Putin cites Russia’s history in justification of his war, talking of Nuremberg-style processes to menace prisoners of war and please his supporters at home. He, and they, should be less selective in their recall, and remember those who were condemned under Nuremberg protocols for failure to protect prisoners from execution under the infamous commando and commissar orders.

Why is no representative of our government telling them this? Why are we not hammering home to Russian field officers that “following orders” will be no defence against being thrown under the bus when Putin finds it expedient to de-escalate via the Colombian-style transitional justice that Powell refers to?
Peter Millen
Huddersfield, West Yorkshire

Jonathan Powell is absolutely right to point out that a lasting peace cannot be achieved in Ukraine if Russia feels humiliated, as Germany did after the first world war. Ukraine, by definition, cannot defeat Russia – therefore, however unpalatable it may be, it will have to make some territorial concessions, probably in the pro-Russian areas that were de facto Russian territory before the invasion.

But this choice is not Ukraine’s alone. The US-led western powers have pumped defensive weapons into the country to hurt Russia and slow its advance. These will not change the outcome, only delay it, and the more pain that is inflicted on Russia, the more it will press a hard bargain for peace.

If the west really wants to see peace in Ukraine and an end to the suffering of its people, it must press Volodymyr Zelenskiy to negotiate and agree concessions, with the lever of stopping military supplies. We are driving the agenda by prolonging the conflict, and it is within our power to bring it to an end, if we want to.
Des Senior
Aylesbeare, Devon

Jonathan Powell argues, quite rightly, that a negotiated settlement is necessary in Ukraine. If this happens, however, it will still be after tens of thousands have been killed and millions have been made refugees, and countless houses and other buildings have been destroyed.
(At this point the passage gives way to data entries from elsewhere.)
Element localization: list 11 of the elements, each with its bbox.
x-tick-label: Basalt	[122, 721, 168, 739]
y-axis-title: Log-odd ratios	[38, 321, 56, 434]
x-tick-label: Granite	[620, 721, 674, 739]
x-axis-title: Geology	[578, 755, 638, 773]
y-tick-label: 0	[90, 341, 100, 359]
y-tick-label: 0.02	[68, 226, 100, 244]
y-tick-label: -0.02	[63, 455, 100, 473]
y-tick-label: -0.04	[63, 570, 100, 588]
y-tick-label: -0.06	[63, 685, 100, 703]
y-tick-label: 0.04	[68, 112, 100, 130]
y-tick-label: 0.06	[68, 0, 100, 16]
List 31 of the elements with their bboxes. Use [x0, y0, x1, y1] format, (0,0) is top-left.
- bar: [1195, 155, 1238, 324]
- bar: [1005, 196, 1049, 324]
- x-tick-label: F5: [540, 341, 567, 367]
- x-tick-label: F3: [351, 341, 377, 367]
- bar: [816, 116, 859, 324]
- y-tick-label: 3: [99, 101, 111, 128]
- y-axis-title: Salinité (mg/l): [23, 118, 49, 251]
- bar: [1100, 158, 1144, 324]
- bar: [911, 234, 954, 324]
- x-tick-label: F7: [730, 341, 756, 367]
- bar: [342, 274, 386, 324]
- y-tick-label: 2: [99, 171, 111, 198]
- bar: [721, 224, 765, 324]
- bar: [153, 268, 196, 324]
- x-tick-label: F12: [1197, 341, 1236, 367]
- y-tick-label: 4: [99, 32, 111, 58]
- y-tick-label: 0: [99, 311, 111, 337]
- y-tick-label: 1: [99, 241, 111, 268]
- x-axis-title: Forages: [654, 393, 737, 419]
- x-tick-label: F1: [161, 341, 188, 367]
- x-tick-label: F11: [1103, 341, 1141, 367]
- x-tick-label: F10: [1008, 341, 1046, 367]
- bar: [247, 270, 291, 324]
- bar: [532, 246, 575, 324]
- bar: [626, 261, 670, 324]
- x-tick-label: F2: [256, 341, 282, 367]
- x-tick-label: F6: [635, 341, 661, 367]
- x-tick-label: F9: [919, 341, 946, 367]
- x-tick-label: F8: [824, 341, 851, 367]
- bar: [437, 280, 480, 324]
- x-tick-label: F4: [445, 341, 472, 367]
Would it not have been better to have accepted the Russian invasion when it started and used peaceful methods to resolve the situation? Could Russia really expect to govern a country with most of the population against it? Although painful, would this really have been worse than all the death and destruction so far?

Countries are rearming and generals all over the world are licking their lips at the extra resources coming their way. Arms manufacturers are delighted at the forthcoming new orders. Meanwhile, even as people in the UK are short of accommodation and food and our NHS is struggling, there will be demands for more expenditure on our armed forces.

Humans must come up with alternatives to wars as ways of settling differences. I am sorry to see that not even the Guardian is reporting the alternative ideas coming from organisations like the Campaign for Nuclear Disarmament and the Stop the War Coalition.
Martin Wright
Otley, West Yorkshire

Jonathan Powell says “even ‘winners’ have to negotiate, as at Versailles in 1919”. But in 1919 the winners negotiated with themselves. Germany was excluded from the conference until the treaty terms were settled. After a couple of weeks to study the treaty, on 28 June the German delegation was made to sign it, unaltered, under the threat of resumed warfare. Not much negotiation there.